Big Issue bosses have signed a £60,000 deal to advertise wine company Fairhills on new high-visibility red tabards to be worn by its employees.
But the charity’s street vendors believe the move is highly inappropriate as many of them are recovering alcoholics and drug addicts.
Homeless Matthew Blackman, 40, who sells The Big Issue in Bristol city centre, described the new tabards as ”wrong” and ”a big mistake”.
He said: ”It’s disgusting because most of us vendors are either drug addicts or alcoholics. To be sponsored by a company that profits from that seems wrong.
”They are making a big mistake. Even though they are being paid a lot of money it’s still bad publicity. It’s like some bad, ironic joke.”
Steve, who sells the magazine in Bath, added: ”I am a bit annoyed to hear that a wine company will be sponsoring the jackets as a lot of the vendors have an alcohol dependency.
”If it is helping the Big Issue then it is important but I think the company should provide some kind of support to vendors on how to get off the alcohol.”

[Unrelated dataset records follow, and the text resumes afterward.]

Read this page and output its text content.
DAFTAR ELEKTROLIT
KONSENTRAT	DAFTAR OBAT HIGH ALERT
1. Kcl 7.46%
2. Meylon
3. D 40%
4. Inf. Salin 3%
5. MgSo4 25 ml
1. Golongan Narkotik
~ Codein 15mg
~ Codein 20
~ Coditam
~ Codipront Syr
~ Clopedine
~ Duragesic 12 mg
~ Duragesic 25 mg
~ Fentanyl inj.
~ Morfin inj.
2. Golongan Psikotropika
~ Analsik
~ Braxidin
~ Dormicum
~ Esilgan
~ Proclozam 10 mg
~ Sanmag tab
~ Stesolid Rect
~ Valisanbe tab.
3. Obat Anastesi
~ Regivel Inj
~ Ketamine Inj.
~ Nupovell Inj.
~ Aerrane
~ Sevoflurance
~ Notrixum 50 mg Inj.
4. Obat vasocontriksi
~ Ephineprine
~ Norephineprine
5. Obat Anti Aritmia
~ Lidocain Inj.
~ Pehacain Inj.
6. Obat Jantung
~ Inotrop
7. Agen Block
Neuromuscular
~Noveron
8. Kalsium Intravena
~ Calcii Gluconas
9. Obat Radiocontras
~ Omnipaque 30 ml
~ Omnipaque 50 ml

The Big Issue Foundation offers homeless and vulnerable people in Britain the opportunity to earn a legitimate income by ”working not begging”.

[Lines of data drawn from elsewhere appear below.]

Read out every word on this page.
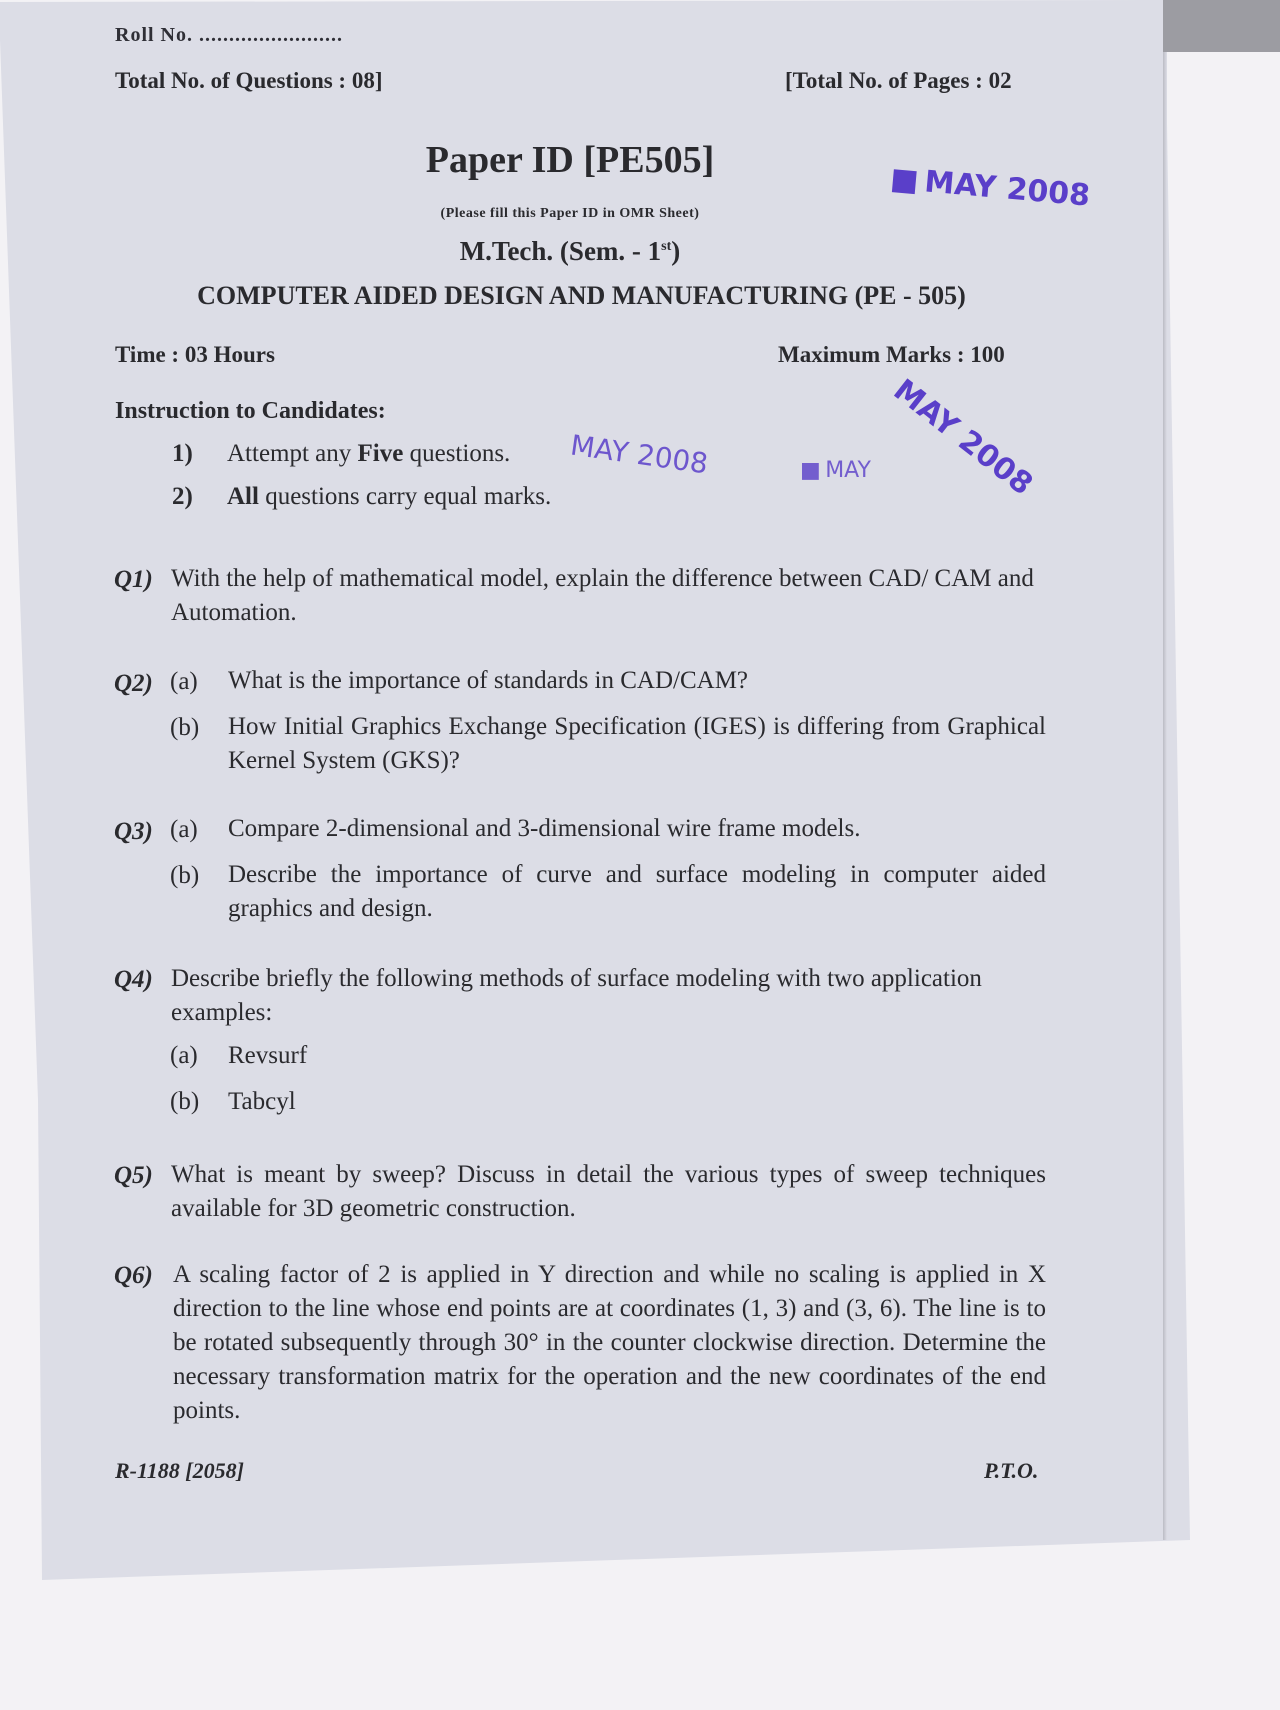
Roll No. ........................
Total No. of Questions : 08]	[Total No. of Pages : 02
Paper ID [PE505]
(Please fill this Paper ID in OMR Sheet)
M.Tech. (Sem. - 1st)
COMPUTER AIDED DESIGN AND MANUFACTURING (PE - 505)
Time : 03 Hours	Maximum Marks : 100
Instruction to Candidates:
1) Attempt any Five questions.
2) All questions carry equal marks.
Q1) With the help of mathematical model, explain the difference between CAD/ CAM and Automation.
Q2) (a) What is the importance of standards in CAD/CAM?
(b) How Initial Graphics Exchange Specification (IGES) is differing from Graphical Kernel System (GKS)?
Q3) (a) Compare 2-dimensional and 3-dimensional wire frame models.
(b) Describe the importance of curve and surface modeling in computer aided graphics and design.
Q4) Describe briefly the following methods of surface modeling with two application examples:
(a) Revsurf
(b) Tabcyl
Q5) What is meant by sweep? Discuss in detail the various types of sweep techniques available for 3D geometric construction.
Q6) A scaling factor of 2 is applied in Y direction and while no scaling is applied in X direction to the line whose end points are at coordinates (1, 3) and (3, 6). The line is to be rotated subsequently through 30° in the counter clockwise direction. Determine the necessary transformation matrix for the operation and the new coordinates of the end points.
R-1188 [2058]	P.T.O.
■ MAY 2008
MAY 2008	MAY 2008
■ MAY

Vendors buy the magazine for 85p and then sell them to the public for £1.70, keeping the 85p profit for themselves.
However, Big Issue salesmen and women are up in arms after the charity announced a sponsorship deal with organic wine company Fairhills.
From August 1 this year 3,000 high-visibility red vests featuring a wine advert on the front and rear will be worn by vendors.

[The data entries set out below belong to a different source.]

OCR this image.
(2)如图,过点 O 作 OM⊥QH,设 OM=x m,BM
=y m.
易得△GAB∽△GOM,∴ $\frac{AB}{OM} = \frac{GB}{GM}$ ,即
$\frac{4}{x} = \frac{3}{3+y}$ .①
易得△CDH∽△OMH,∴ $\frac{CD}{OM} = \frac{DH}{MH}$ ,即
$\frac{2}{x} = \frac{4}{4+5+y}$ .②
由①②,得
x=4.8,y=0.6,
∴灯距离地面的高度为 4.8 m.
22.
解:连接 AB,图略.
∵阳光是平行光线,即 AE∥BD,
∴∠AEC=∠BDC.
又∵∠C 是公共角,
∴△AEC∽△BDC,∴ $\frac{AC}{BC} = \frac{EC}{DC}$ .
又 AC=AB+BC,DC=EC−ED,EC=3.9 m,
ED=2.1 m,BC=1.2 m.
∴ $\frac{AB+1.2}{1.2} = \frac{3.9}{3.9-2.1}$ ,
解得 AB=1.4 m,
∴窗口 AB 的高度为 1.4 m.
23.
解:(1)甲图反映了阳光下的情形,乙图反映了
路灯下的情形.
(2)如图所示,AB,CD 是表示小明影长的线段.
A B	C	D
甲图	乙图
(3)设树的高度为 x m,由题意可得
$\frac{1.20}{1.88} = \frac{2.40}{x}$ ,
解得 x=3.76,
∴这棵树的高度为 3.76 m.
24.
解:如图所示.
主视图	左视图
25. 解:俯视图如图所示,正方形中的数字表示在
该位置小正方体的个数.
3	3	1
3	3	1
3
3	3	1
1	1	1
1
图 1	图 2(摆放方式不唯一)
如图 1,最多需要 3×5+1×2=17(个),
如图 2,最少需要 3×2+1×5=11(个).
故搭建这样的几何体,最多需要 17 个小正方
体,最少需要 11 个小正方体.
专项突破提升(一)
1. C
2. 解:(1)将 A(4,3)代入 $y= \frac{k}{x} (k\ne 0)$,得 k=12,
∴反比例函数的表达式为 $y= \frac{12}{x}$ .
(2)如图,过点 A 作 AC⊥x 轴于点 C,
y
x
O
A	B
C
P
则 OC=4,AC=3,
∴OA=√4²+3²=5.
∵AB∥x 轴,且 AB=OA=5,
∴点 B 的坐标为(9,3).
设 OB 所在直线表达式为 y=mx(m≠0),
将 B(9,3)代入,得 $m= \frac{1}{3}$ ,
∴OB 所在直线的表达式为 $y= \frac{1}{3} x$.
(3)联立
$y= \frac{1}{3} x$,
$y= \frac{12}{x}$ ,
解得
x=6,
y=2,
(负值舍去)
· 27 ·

Big Issue Chief executive Stephen Robertson said the initiative would make vendors more visible and claimed they can choose whether to wear the tabard or not.
He said: ”We know that by having these tabards available vendors will be a lot more visible and raise the company’s profile which will make them more able to turn their paper sales into money for them.
”We don’t work with companies that directly undermine our ethos and if vendors feel they are not at the stage where they are happy to wear the jacket that is their choice.
”We are not insisting that they wear it and if they don’t want to then we respect that.”
However, vendor Pat, who did not want his surname printed, claims that The Big Issue is forcing them to wear the new tabards.
He said: ”They’re [Big Issue] telling us, not asking us, to advertise an alcoholic product.
”I’m a recovering alcoholic. Most vendors have one addiction or the other – that’s why they’re selling it.”
Big Issue publisher Lisa Woodman said it had been trying to secure sponsorship for jackets for a long time before striking a deal with Fairhills.
She said: ”This is something we have wanted for a long, long time to offer these jackets to our vendors but we just don’t have the funds to cover the costs.
”It has taken us a while in this economic climate to find someone to cover these costs so we are really grateful to Fairhills.”
Fairhills is an organic wine company associated with the Fairtrade movement and produces wines from Argentina, Chile, and South Africa.